Penelitian yang dilakukan pada 2017 ini menggunakan data dari Badan Pusat Statistik (BPS). Kemudian, dari data BPS tersebut dilakukan analis profitablitas dan efisiensi usaha tani dari masing-masing komoditas.

Dalam penelitiannya itu, disebutkan bahwa margin profit padi sawah mencapai 0,35 persen. Artinya, biaya sebesar Rp1, dapat mendatangkan penerimaan sebesar Rp1,35. Margin profit padi ladang juga kurang lebih sama, sekitar 0,32 persen.

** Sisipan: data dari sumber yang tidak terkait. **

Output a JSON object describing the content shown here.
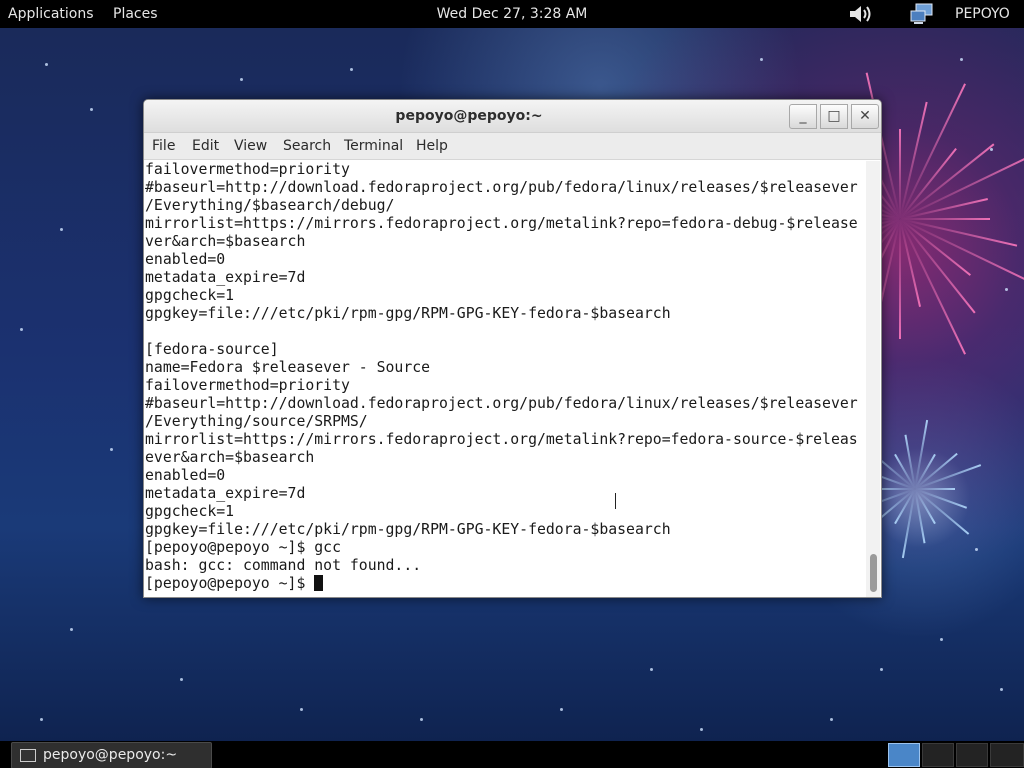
{
  "top_panel": {
    "applications": "Applications",
    "places": "Places",
    "clock": "Wed Dec 27,  3:28 AM",
    "volume_icon": "speaker-icon",
    "network_icon": "network-icon",
    "user": "PEPOYO"
  },
  "window": {
    "title": "pepoyo@pepoyo:~",
    "minimize": "_",
    "maximize": "□",
    "close": "✕",
    "menu": [
      "File",
      "Edit",
      "View",
      "Search",
      "Terminal",
      "Help"
    ]
  },
  "terminal": {
    "lines": [
      "failovermethod=priority",
      "#baseurl=http://download.fedoraproject.org/pub/fedora/linux/releases/$releasever",
      "/Everything/$basearch/debug/",
      "mirrorlist=https://mirrors.fedoraproject.org/metalink?repo=fedora-debug-$release",
      "ver&arch=$basearch",
      "enabled=0",
      "metadata_expire=7d",
      "gpgcheck=1",
      "gpgkey=file:///etc/pki/rpm-gpg/RPM-GPG-KEY-fedora-$basearch",
      "",
      "[fedora-source]",
      "name=Fedora $releasever - Source",
      "failovermethod=priority",
      "#baseurl=http://download.fedoraproject.org/pub/fedora/linux/releases/$releasever",
      "/Everything/source/SRPMS/",
      "mirrorlist=https://mirrors.fedoraproject.org/metalink?repo=fedora-source-$releas",
      "ever&arch=$basearch",
      "enabled=0",
      "metadata_expire=7d",
      "gpgcheck=1",
      "gpgkey=file:///etc/pki/rpm-gpg/RPM-GPG-KEY-fedora-$basearch",
      "[pepoyo@pepoyo ~]$ gcc",
      "bash: gcc: command not found...",
      "[pepoyo@pepoyo ~]$ "
    ]
  },
  "taskbar": {
    "window_button": "pepoyo@pepoyo:~",
    "window_icon": "terminal-icon",
    "workspaces": 4
  }
}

Untuk jagung, petani mendapatkan margin profit sebesar 0,32 persen. Beda-beda tipis dengan padi. Sebaliknya, margin profit kedelai justru negatif. Dari biaya Rp1, petani mendapatkan penerimaan sebesar Rp0,99. Jelas ini merugikan petani.

Target swasembada memang jadi mainan saat kampanye atau program-program populis pemerintah. Namun, merealisasikannya ternyata bukan hal yang mudah. Tanpa hitung-hitungan yang matang, program swasembada kedelai ini bisa jadi hanya akan jadi bahan kampanye basi dari tahun ke tahun.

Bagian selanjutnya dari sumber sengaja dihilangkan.